Patients with sinus bradycardia and partial AV block: Symptoms will be exacerbated by B-blocking effects
Heart Failure: Patients who have heart failure should initially be started on a very low dose of B-blockers due to the risk of exacerbation of symptoms.
Ranolazine
(Na+ Channel-blocker)
Clinical Applications
Ranolazine is an alternative option for patients with chronic angina that have failed all other therapies.
Mechanism of Action
Ranolazine blocks late inward Na+ currents in cardiomyocytes. An increase in intracellular Na+ facilitates the inward current of Ca2+ via the Na+/Ca2+ exchanger. Increased intracellular Ca2+ results in contraction of the myocytes and impaired relaxation, leading to worsening ischemia. Ranolazine, by blocking the Na+ current, prevents Ca2+ overload within the cell, leads to improved coronary blood flow. It is also thought to have some effects on fatty acid oxidation. Ranolazine, does not have any significant effects on either heart rate or arterial pressure.
Pharmacokinetics
Ranolazine is metabolized by CYP 3A4.
Adverse Effects
QT prolongation: This is the main concern with this new drug.
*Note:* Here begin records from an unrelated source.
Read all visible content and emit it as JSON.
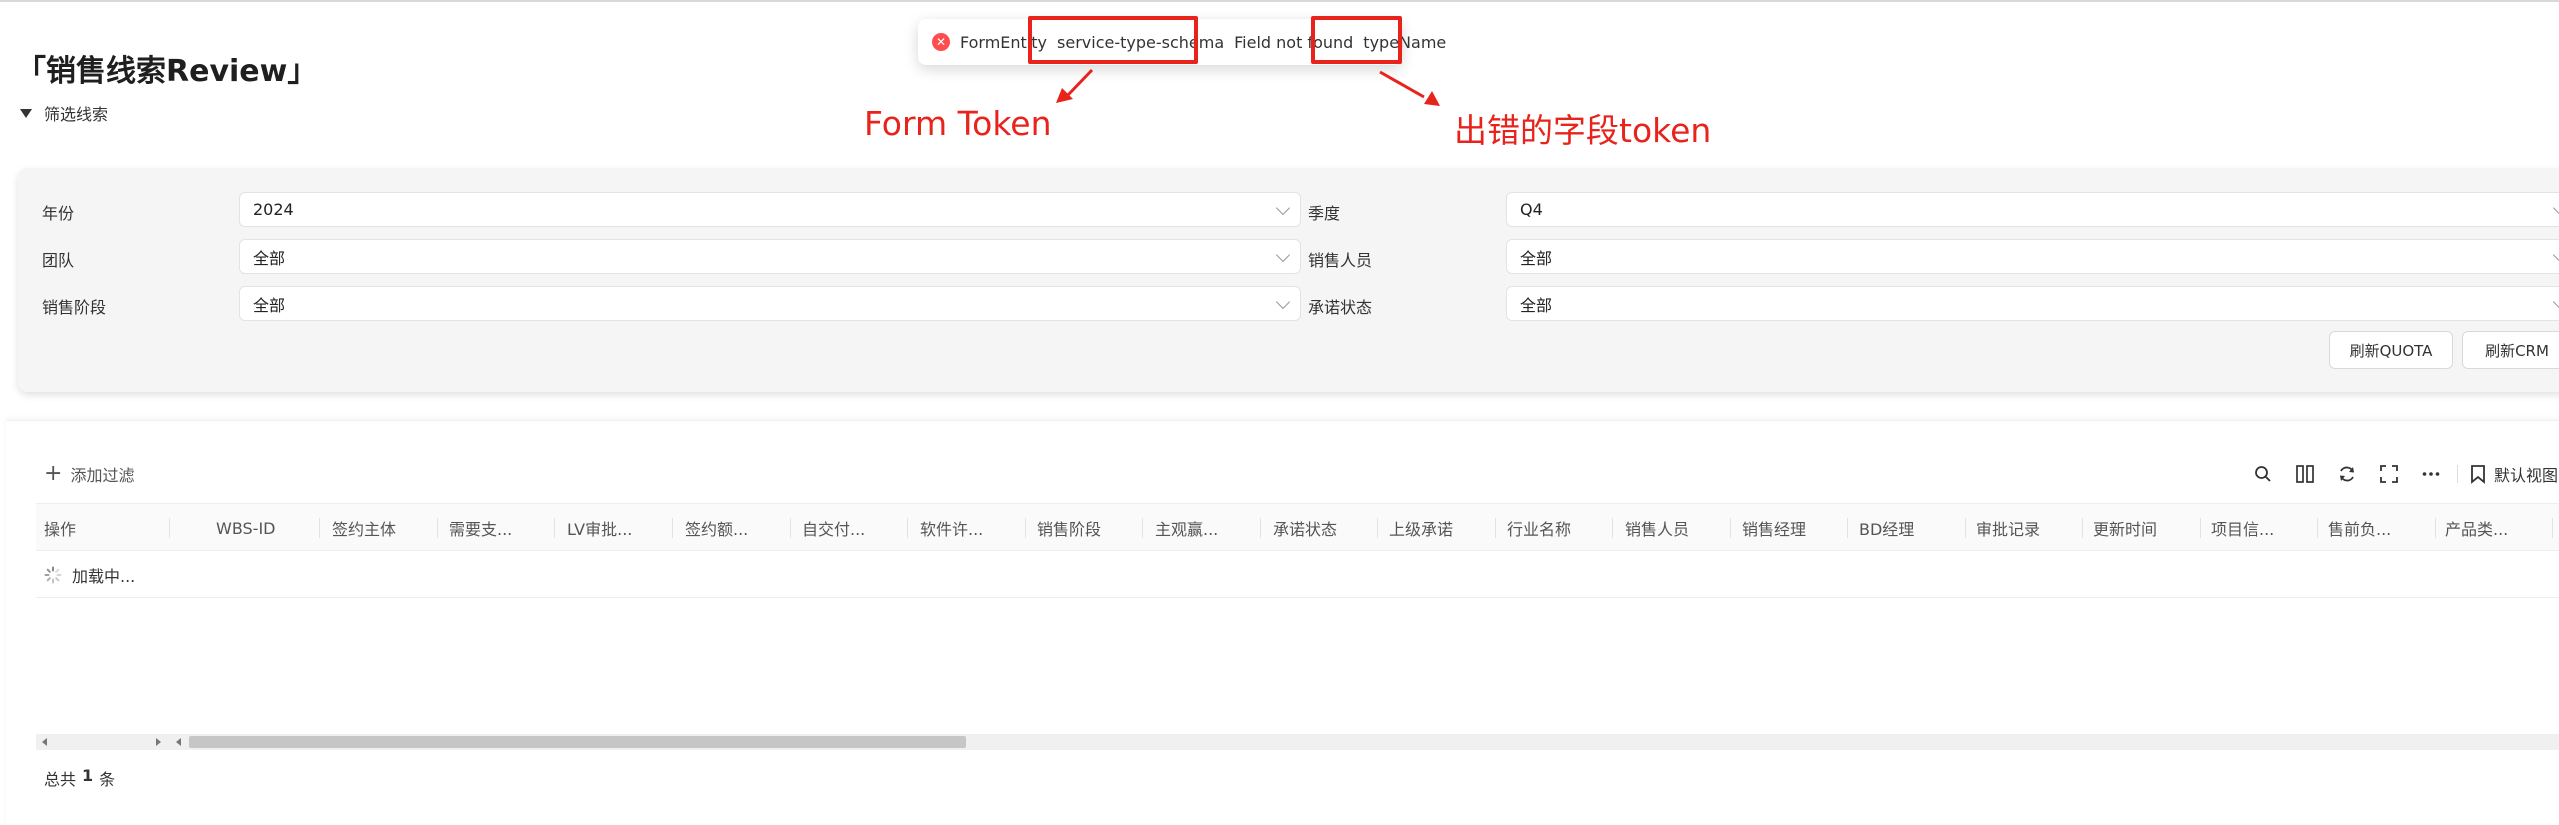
{
  "page": {
    "title": "「销售线索Review」",
    "filter_toggle_label": "筛选线索"
  },
  "filters": {
    "year": {
      "label": "年份",
      "value": "2024"
    },
    "quarter": {
      "label": "季度",
      "value": "Q4"
    },
    "team": {
      "label": "团队",
      "value": "全部"
    },
    "salesperson": {
      "label": "销售人员",
      "value": "全部"
    },
    "stage": {
      "label": "销售阶段",
      "value": "全部"
    },
    "commit_status": {
      "label": "承诺状态",
      "value": "全部"
    },
    "refresh_quota_label": "刷新QUOTA",
    "refresh_crm_label": "刷新CRM"
  },
  "toolbar": {
    "add_filter_label": "添加过滤",
    "default_view_label": "默认视图",
    "icons": [
      "search-icon",
      "columns-icon",
      "refresh-icon",
      "fullscreen-icon",
      "more-icon",
      "bookmark-icon"
    ]
  },
  "table": {
    "columns": [
      "操作",
      "WBS-ID",
      "签约主体",
      "需要支...",
      "LV审批...",
      "签约额...",
      "自交付...",
      "软件许...",
      "销售阶段",
      "主观赢...",
      "承诺状态",
      "上级承诺",
      "行业名称",
      "销售人员",
      "销售经理",
      "BD经理",
      "审批记录",
      "更新时间",
      "项目信...",
      "售前负...",
      "产品类..."
    ],
    "loading_text": "加载中...",
    "total_prefix": "总共",
    "total_count": "1",
    "total_suffix": "条"
  },
  "toast": {
    "part1": "FormEntity",
    "part2": "service-type-schema",
    "part3": "Field not found",
    "part4": "typeName"
  },
  "annotations": {
    "form_token": "Form Token",
    "field_token": "出错的字段token",
    "color": "#e8231c"
  },
  "colors": {
    "error_red": "#ff4d4f",
    "panel_bg": "#f5f5f5"
  }
}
Other effects: Nausea, vomiting, dizziness, constipation.
Contraindications
QT Prolongation: Ranolazine is contraindicated in patients with prolonged QT intervals due to the risk of torsades de pointes and ventricular tachyarrhythmias.
Treatment of Stable, Unstable, and Prinzmetal’s Angina
Stable Angina
Acute attacks: Nitroglycerin or rest can relieve the symptoms of acute attacks.
Maintenance Therapy
Long-acting nitrates plus B-blockers are preferred therapy
Ca2+ channel blockers are used when B-blockers are not successful or contraindicated.
Ranolazine is used when nitrates, B-blockers, and Ca2+ channel blockers are unsuccessful
Aspirin and aggressive cardiovascular risk reduction should be carried out in all patients.
Unstable Angina
Unstable angina occurs between stable angina and an MI. Chest pain occurs more frequently and is precipitated more easily.
Symptoms can be relieved by rest or nitroglycerin.
In addition long-term therapy with nitroglycerin and B-blockers should be considered.
Variant (Prinzmetal’s) Angina
Variant angina is due to coronary artery vasospasm. Events are unrelated to increases in physical exertion, heart rate or blood pressure.
Symptoms respond to nitroglycerin and Ca2+ channel blockers. Choice of drug is based on each individual patient.